6. Verify end to end

  1. https://evocation.nerthus.pl/health200 (no auth).
  2. Preflight → 204 + access-control-allow-origin (step 4 curl).
  3. From the dashboard: Margonem login mints a session token (see the consumer contract below).
  4. An authenticated read (GET /v1/api/entities) succeeds from the page.
  5. An own-scoped write lands as a gracz:<margonem-id> line in the audit stream and syncs to GitLab.
  6. GET /v1/api/events connects and streams an event.
  7. A burst trips the rate-limit rule.
  8. The machine token (runtime/daemon.token) is confirmed unreachable from outside the VM — it is loopback-discovered only and never leaves the host.

The consumer contract

What a public consumer (the dashboard userscript, a bot) must honour — the dashboard lives in its own repository and implements this:

  • Base URL https://evocation.nerthus.pl/v1/api.
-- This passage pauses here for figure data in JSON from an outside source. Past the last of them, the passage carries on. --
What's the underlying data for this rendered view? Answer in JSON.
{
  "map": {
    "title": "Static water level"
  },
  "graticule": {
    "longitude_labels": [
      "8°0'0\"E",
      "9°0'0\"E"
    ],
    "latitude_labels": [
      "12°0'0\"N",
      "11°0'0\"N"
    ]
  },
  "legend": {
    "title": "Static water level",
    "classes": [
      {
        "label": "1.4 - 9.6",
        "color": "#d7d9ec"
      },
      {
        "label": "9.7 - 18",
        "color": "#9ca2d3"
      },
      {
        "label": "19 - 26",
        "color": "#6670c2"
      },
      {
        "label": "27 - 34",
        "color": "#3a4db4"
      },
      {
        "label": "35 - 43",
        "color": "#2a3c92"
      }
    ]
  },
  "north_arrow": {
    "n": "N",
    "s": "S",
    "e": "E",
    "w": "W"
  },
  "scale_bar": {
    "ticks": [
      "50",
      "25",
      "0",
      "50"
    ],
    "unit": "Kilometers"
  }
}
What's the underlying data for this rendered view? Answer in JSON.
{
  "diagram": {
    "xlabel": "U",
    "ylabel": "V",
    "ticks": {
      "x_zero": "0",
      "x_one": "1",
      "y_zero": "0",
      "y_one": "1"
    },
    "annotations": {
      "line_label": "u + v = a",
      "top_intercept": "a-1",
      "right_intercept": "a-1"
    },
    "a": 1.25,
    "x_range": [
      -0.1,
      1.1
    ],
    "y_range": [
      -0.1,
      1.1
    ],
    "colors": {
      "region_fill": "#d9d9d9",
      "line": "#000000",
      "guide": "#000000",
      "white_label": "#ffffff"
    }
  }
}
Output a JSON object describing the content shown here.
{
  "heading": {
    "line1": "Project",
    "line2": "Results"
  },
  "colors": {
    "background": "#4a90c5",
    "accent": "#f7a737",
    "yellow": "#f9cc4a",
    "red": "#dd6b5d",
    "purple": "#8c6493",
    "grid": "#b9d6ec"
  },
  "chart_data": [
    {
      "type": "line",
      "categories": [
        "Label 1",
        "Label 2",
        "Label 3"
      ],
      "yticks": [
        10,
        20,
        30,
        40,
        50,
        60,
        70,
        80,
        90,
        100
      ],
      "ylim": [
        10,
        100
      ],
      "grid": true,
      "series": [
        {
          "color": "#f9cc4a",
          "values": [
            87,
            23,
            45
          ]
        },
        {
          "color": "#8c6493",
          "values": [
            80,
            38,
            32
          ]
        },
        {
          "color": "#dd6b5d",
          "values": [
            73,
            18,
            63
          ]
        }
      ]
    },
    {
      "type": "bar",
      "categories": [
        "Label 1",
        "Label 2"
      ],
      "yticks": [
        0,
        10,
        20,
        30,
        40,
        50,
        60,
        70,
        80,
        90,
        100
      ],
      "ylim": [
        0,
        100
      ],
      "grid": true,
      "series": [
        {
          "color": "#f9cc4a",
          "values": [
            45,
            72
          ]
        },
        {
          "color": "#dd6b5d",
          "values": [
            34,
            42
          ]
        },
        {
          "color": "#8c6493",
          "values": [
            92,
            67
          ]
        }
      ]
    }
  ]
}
GET /health also answers bare at the root.
  • Authenticate with POST /v1/api/auth/margonem (a public route) carrying the Margonem-signed payload; it returns a session token scoped to the caller's gracz role. Login is roster-gated — a Margonem id absent from the roster gets 404, never a token — and gracz-pinned, so no login can escalate. Elevated capabilities come only from out-of-band per-person grants (Permissions).
  • Call every other route with Authorization: Bearer <token>. Never ship a named or machine token to a browser; the Margonem flow needs no client secret because the daemon verifies the signature against Margonem's public key.
  • Live updates stream from GET /v1/api/events (SSE via fetch + ReadableStream, the token in the header).
  • Transport. nerthus.margonem.pl sets no CSP today, so native fetch works; keep GM_xmlhttpRequest + @connect evocation.nerthus.pl as a designed fallback, since that domain's headers are not ours to control — a future strict connect-src would force it, and SSE would then drop to polling.

Notes

  • No daemon code changes. The loopback bind, the absent CORS, and the single-thread loop are all unchanged — the whole public surface is edge configuration plus the four vm/ templates.
  • The unauthenticated surface is small: /health, /schema, /routes, /schema/version, and the two /auth/* login routes. Everything else needs a bearer token (API reference).
  • Independent of the pipelines. No CI/CD variables are involved; the public edge is orthogonal to the settlement and map-checkup jobs (Set up pipelines).